Les collègues de Bethune hochaient la tête avec tristesse. ¨Il n’y avait rien à faire¨, disaient-ils. Mais c’était Bethune qui allait devoir affronter les parents désespérés qui lui avaient amené leur enfant en lui demandant de l’aider. Pour qu’Yvette puisse vivre, le poumon infecté devait être enlevé. C’était là une intervention majeure, qui n’avait été réalisée que quelques fois dans le monde. Personne ne l’avait jamais tentée, au Canada, sur un enfant. Yvette y en mourrait probablement.

Toute la nuit, incapable de dormir, il se demanda ce qu’il devait faire. Ne pas intervenir, accordant ainsi un sursis à Yvette avant une mort certaine? Ou alors l’opérer, ce qui risquait fort de la tuer?

Après quelques courtes heures de sommeil, il se leva, acheta une poupée pour Yvette et se rendu à l’hôpital. Le bruit courait que quelque chose d’extraordinaire allait se produire, et le poste d’observation de la sale d’opération était rempli à craquer. Certains avaient le sentiment qu’ils assisteraient à quelque chose qui tiendrait plus de l’autopsie que de l’intervention chirurgicale.

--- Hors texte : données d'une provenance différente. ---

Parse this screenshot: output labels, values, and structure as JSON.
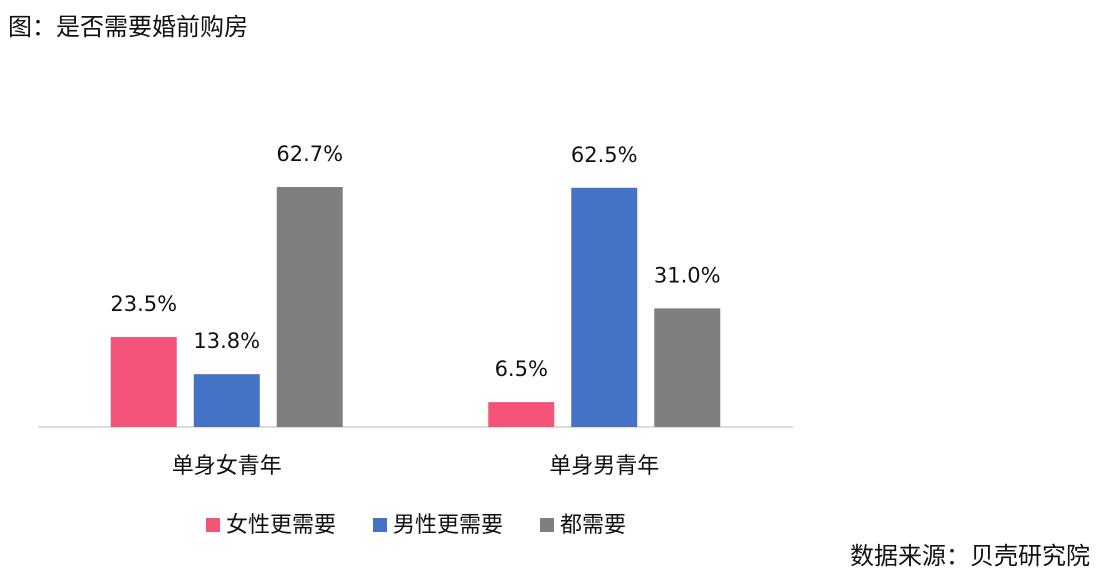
{
  "chart_data": {
    "type": "bar",
    "title": "图：是否需要婚前购房",
    "source": "数据来源：贝壳研究院",
    "categories": [
      "单身女青年",
      "单身男青年"
    ],
    "series": [
      {
        "name": "女性更需要",
        "color": "#f45478",
        "values": [
          23.5,
          6.5
        ],
        "value_labels": [
          "23.5%",
          "6.5%"
        ]
      },
      {
        "name": "男性更需要",
        "color": "#4472c4",
        "values": [
          13.8,
          62.5
        ],
        "value_labels": [
          "13.8%",
          "62.5%"
        ]
      },
      {
        "name": "都需要",
        "color": "#7f7f7f",
        "values": [
          62.7,
          31.0
        ],
        "value_labels": [
          "62.7%",
          "31.0%"
        ]
      }
    ]
  }
}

L’opération dura longtemps et, à plusieurs reprises, on crut que la patiente ne s’en sortirait pas, mais Yvette survécut. Bethune exultait.

Passage 6

 
Bethune s’intéressait rarement à quelque chose pendant longtemps. Il écrivait des nouvelles et de la poésie, mais seulement à l’occasion, lorsqu’un sujet s’imposait à lui avec force. Il ne travailla jamais avec constance à développer un de ses talents. Il y avait toujours quelque chose de nouveau pour capter son intérêt. Après s’être inscrit à un cours de peinture, il ne s’y présenta que quelques fois et travailla plutôt de son côté. Ses tentatives artistiques et littéraires n’étaient qu’une manifestation de son esprit en effervescence, qui s’exprimait de nombreuses façons.


Passage 7
 
Au cours des années 30, les positions politiques de Bethune devinrent de plus en plus radicales. Comme toujours, il ne mâchait pas ses mots à ce sujet, mais à présent les ennemis qu’il se faisait étaient bien plus inquiétants que des mondains offusqués au cours d’une petite soirée. Un jour, en revenant de l’hôpital, il découvrit que son appartement avait été saccagé, les peintures  de ses enfants déchiquetées, les murs barbouillés de croix gammées. La police se montra peu coopérative, et Bethune doutait que les policiers fassent preuve de grand zèle dans leur recherche des coupables.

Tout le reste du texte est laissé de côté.